HTML5 is the next version of HTML.
As you already know, you use HTML to write web pages. But we didn't have an HTML make-over for a decade or so. It is a geological era in internet time: things were moving on, and HTML was lagging behind.
Plugins like Adobe Flash and Apple Quick Time opened up the amazing world of multimedia web experiences: we all expect to watch movies, listen to our favorite band's performance, and get a university degree on the web.
But plugins can be a nuisance, especially to non-Geeks: all that downloading and updating, not to mention the risk of nasty computer viruses lurking behind people's worst nightmares.
How cool would it be to have all this multimedia, interactive stuff where it really belongs, that is right in your HTML code? Here's HTML5 to the rescue!
Okay, but why HTML5?
You already know more than you need to at this stage. However, for the sake of good order, let us explain the background in greater detail.
Following a number of previous release versions, the W3C (World Wide Web Consortium), the working group behind web standards, released HTML4.01 in 1999. After this date, work on HTML has stagnated for a long while.
The W3C focused their efforts on the creation of XHTML which encouraged sloppy coders to clean up their act quite a bit: they had to make sure to close all tags, use strictly lower-case letters, forget about frowned upon elements, etc. All good things. But some felt that the W3C's with the focus on XHTML where not responding to the real needs of browser makers and users.
And as the story goes, after a W3C meeting back in 2004, a few dissatisfied rebels from Apple, Mozilla, and Opera, formed a working group known as WHATWG (aka the Web Hypertext Application Technology Working Group). They decided to go back to HTML4 with the intention of evolving the language while keeping it compatible with all previous versions, including XHTML versions.
The WHATWG's work was gaining more and more hype, while the W3C's work on XHTML2 was dragging on and on at a painfully slow pace. Finally, the W3C dumped XHTML2 and joined in the HTML5 game by producing their own HTML5 spec in 2008.

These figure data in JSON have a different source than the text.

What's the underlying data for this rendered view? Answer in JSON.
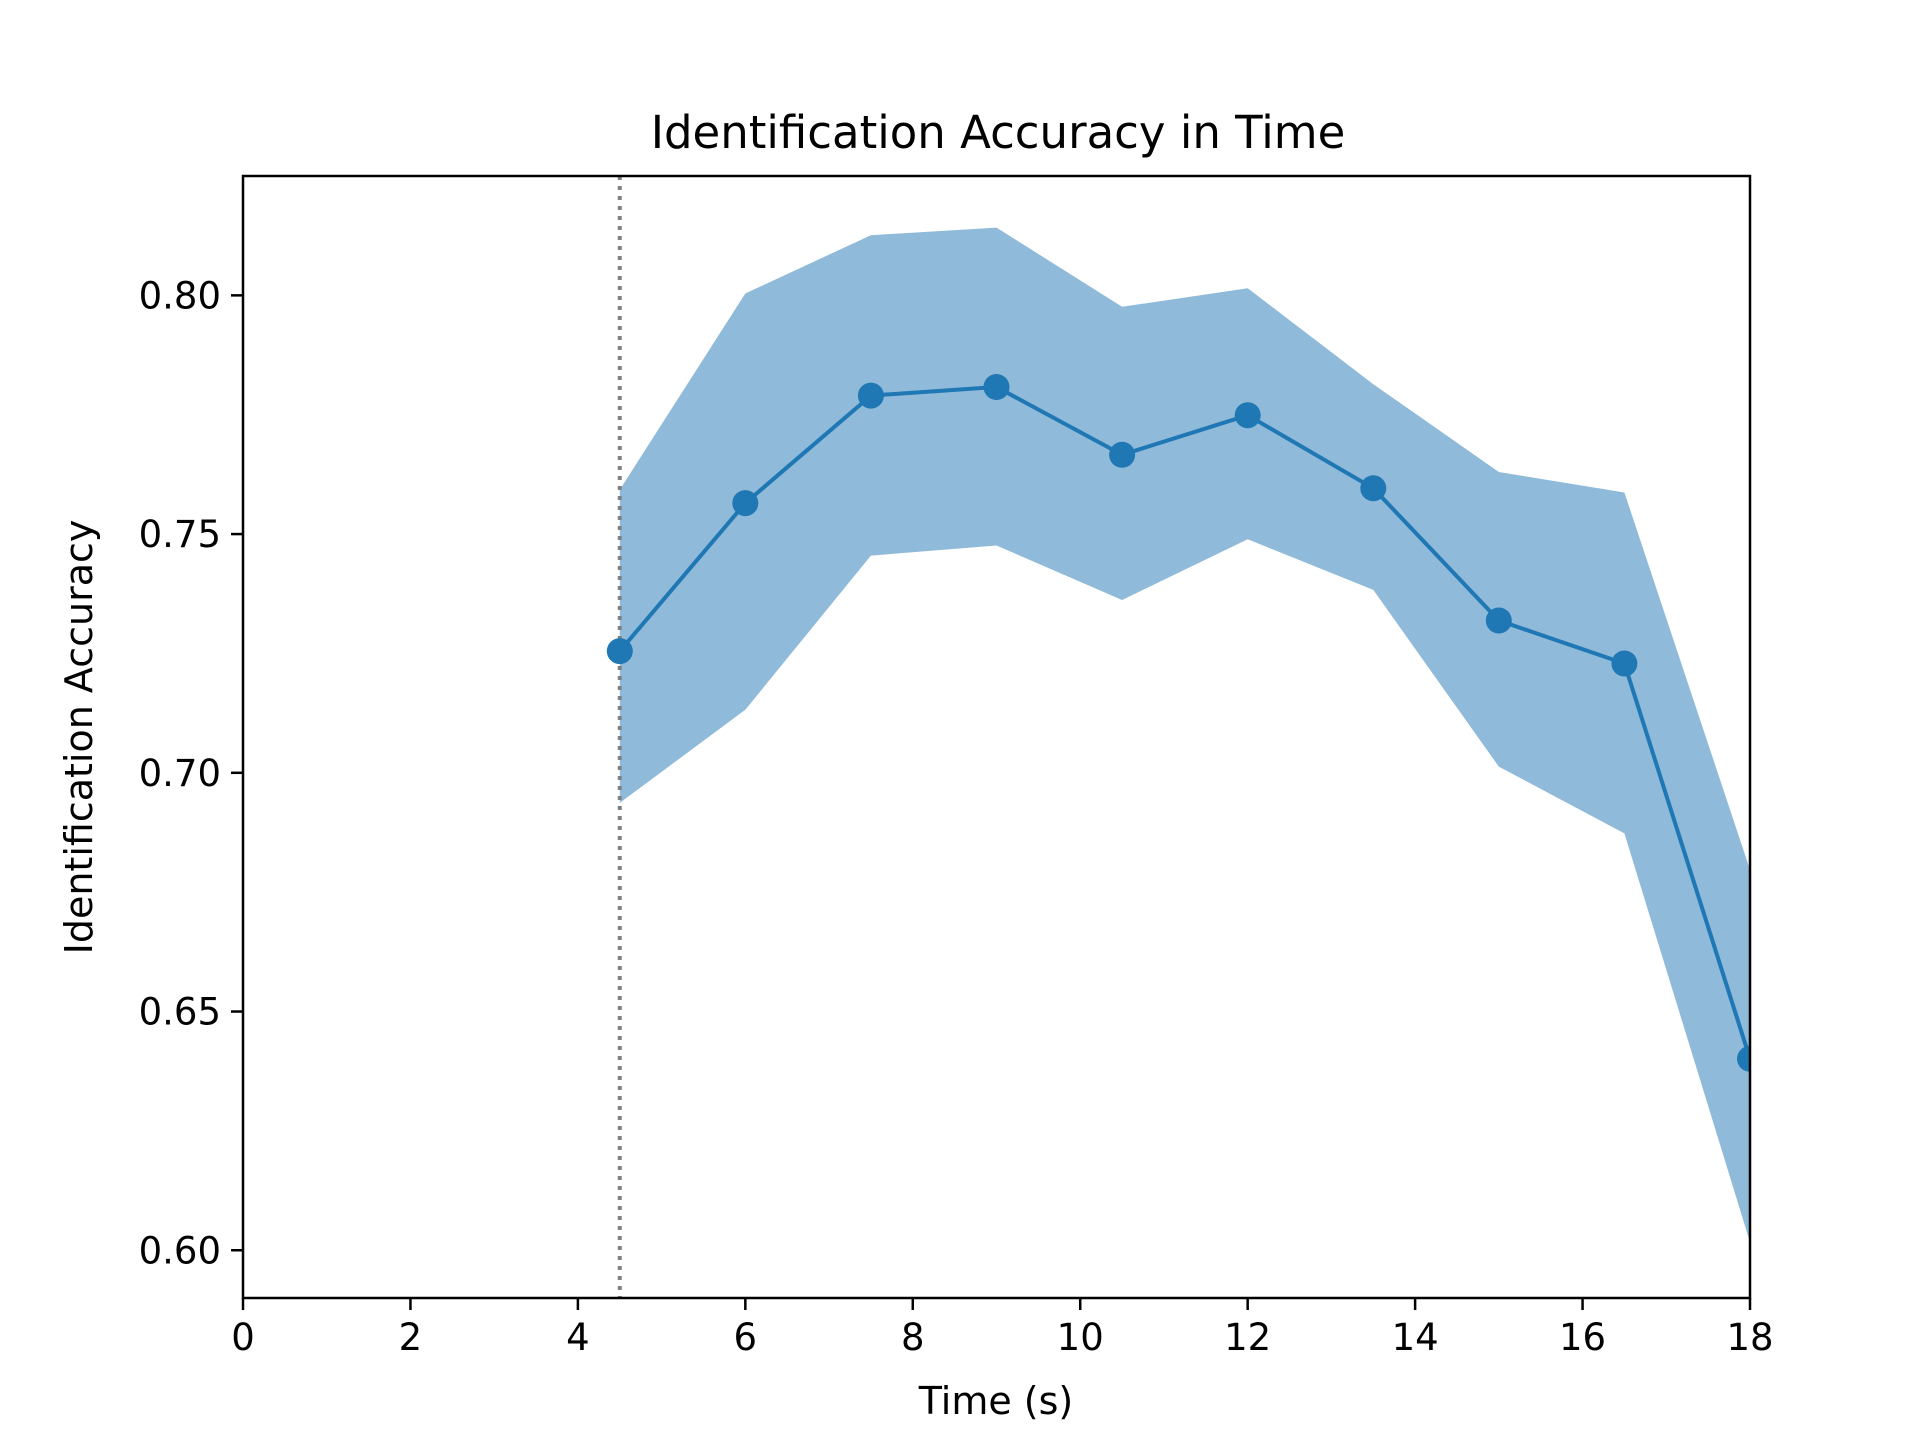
{
  "chart_data": {
    "type": "line",
    "title": "Identification Accuracy in Time",
    "xlabel": "Time (s)",
    "ylabel": "Identification Accuracy",
    "xlim": [
      0,
      18
    ],
    "ylim": [
      0.59,
      0.825
    ],
    "xticks": [
      0,
      2,
      4,
      6,
      8,
      10,
      12,
      14,
      16,
      18
    ],
    "xtick_labels": [
      "0",
      "2",
      "4",
      "6",
      "8",
      "10",
      "12",
      "14",
      "16",
      "18"
    ],
    "yticks": [
      0.6,
      0.65,
      0.7,
      0.75,
      0.8
    ],
    "ytick_labels": [
      "0.60",
      "0.65",
      "0.70",
      "0.75",
      "0.80"
    ],
    "grid": false,
    "legend": "none",
    "series": [
      {
        "x": [
          4.5,
          6,
          7.5,
          9,
          10.5,
          12,
          13.5,
          15,
          16.5,
          18
        ],
        "y": [
          0.7255,
          0.7565,
          0.779,
          0.7808,
          0.7666,
          0.7749,
          0.7596,
          0.7319,
          0.7229,
          0.6401
        ],
        "band_upper": [
          0.7593,
          0.8004,
          0.8126,
          0.8142,
          0.7976,
          0.8015,
          0.7814,
          0.763,
          0.7587,
          0.6797
        ],
        "band_lower": [
          0.6937,
          0.7132,
          0.7455,
          0.7476,
          0.7362,
          0.7489,
          0.7383,
          0.7013,
          0.6873,
          0.6017
        ],
        "color": "#1f77b4",
        "band_color": "#8fbad9",
        "marker": "circle"
      }
    ],
    "reference_lines": [
      {
        "orientation": "vertical",
        "x": 4.5,
        "style": "dotted",
        "color": "#808080"
      }
    ]
  }
}
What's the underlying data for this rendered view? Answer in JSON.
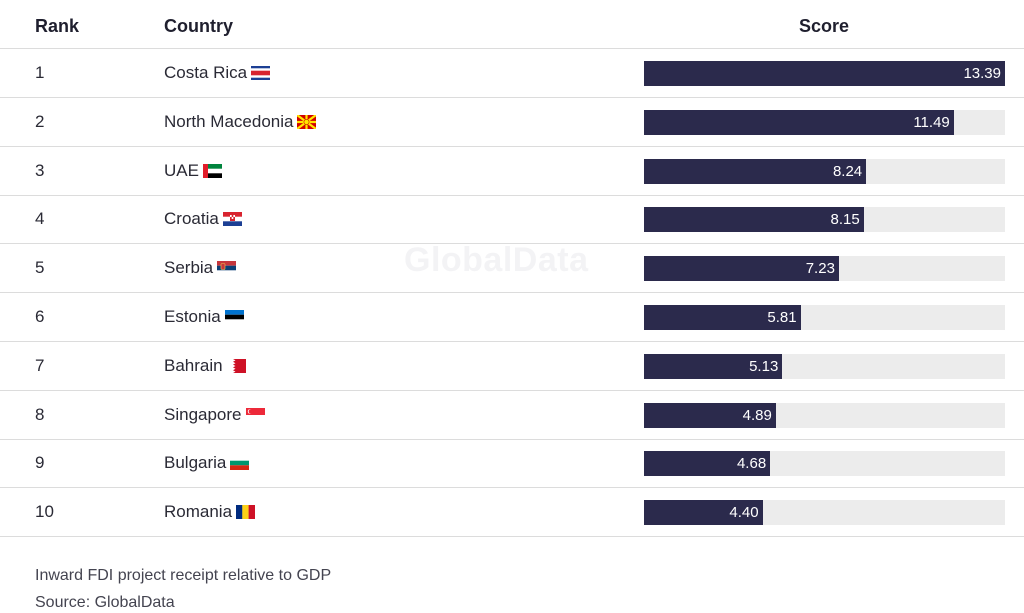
{
  "headers": {
    "rank": "Rank",
    "country": "Country",
    "score": "Score"
  },
  "watermark": "GlobalData",
  "footnote": "Inward FDI project receipt relative to GDP",
  "source": "Source: GlobalData",
  "colors": {
    "bar": "#2b2a4c",
    "track": "#ececec"
  },
  "chart_data": {
    "type": "bar",
    "orientation": "horizontal",
    "xlim": [
      0,
      13.39
    ],
    "categories": [
      "Costa Rica",
      "North Macedonia",
      "UAE",
      "Croatia",
      "Serbia",
      "Estonia",
      "Bahrain",
      "Singapore",
      "Bulgaria",
      "Romania"
    ],
    "ranks": [
      "1",
      "2",
      "3",
      "4",
      "5",
      "6",
      "7",
      "8",
      "9",
      "10"
    ],
    "values": [
      13.39,
      11.49,
      8.24,
      8.15,
      7.23,
      5.81,
      5.13,
      4.89,
      4.68,
      4.4
    ],
    "value_labels": [
      "13.39",
      "11.49",
      "8.24",
      "8.15",
      "7.23",
      "5.81",
      "5.13",
      "4.89",
      "4.68",
      "4.40"
    ],
    "flags": [
      "costa-rica-flag-icon",
      "north-macedonia-flag-icon",
      "uae-flag-icon",
      "croatia-flag-icon",
      "serbia-flag-icon",
      "estonia-flag-icon",
      "bahrain-flag-icon",
      "singapore-flag-icon",
      "bulgaria-flag-icon",
      "romania-flag-icon"
    ]
  }
}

Some time around 2012, HTML5 is to reach Candidate Recommendation status. In non technical language, this means that no significant changes will be made to HTML5. Later the standard is expected to reach Proposed Recommendation status. Said in jargon-free language, this means: that's it! Get the document and slam a W3C seal of approval on it.
So, what's the hype all about?
HTML5 is packed with a bunch of super powers to turbo charge your web pages like native apps:
- New tags like <video> and <audio> to play video and sound without any plugins;
- Cool form controls that make coding usable and interactive forms a breeze;
The ultimate goal is that of a plugin-free, consistent web experience across zillions of different web devices and browsers.
OK, HTML5 is cool, but is it ready for use now?
HTML5 is still being developed, and it won't be finished for quite some time.
But this is no problem for us. Not all HTML5 features are being developed at the same pace: some are more mature than others, browsers are being quick to implement them in their upgrades, and brilliant developers have been hard at work with polyfills and workarounds for older browsers.
And finally ...
Enough talking, it's now time to fire off the code editor. Let's get started!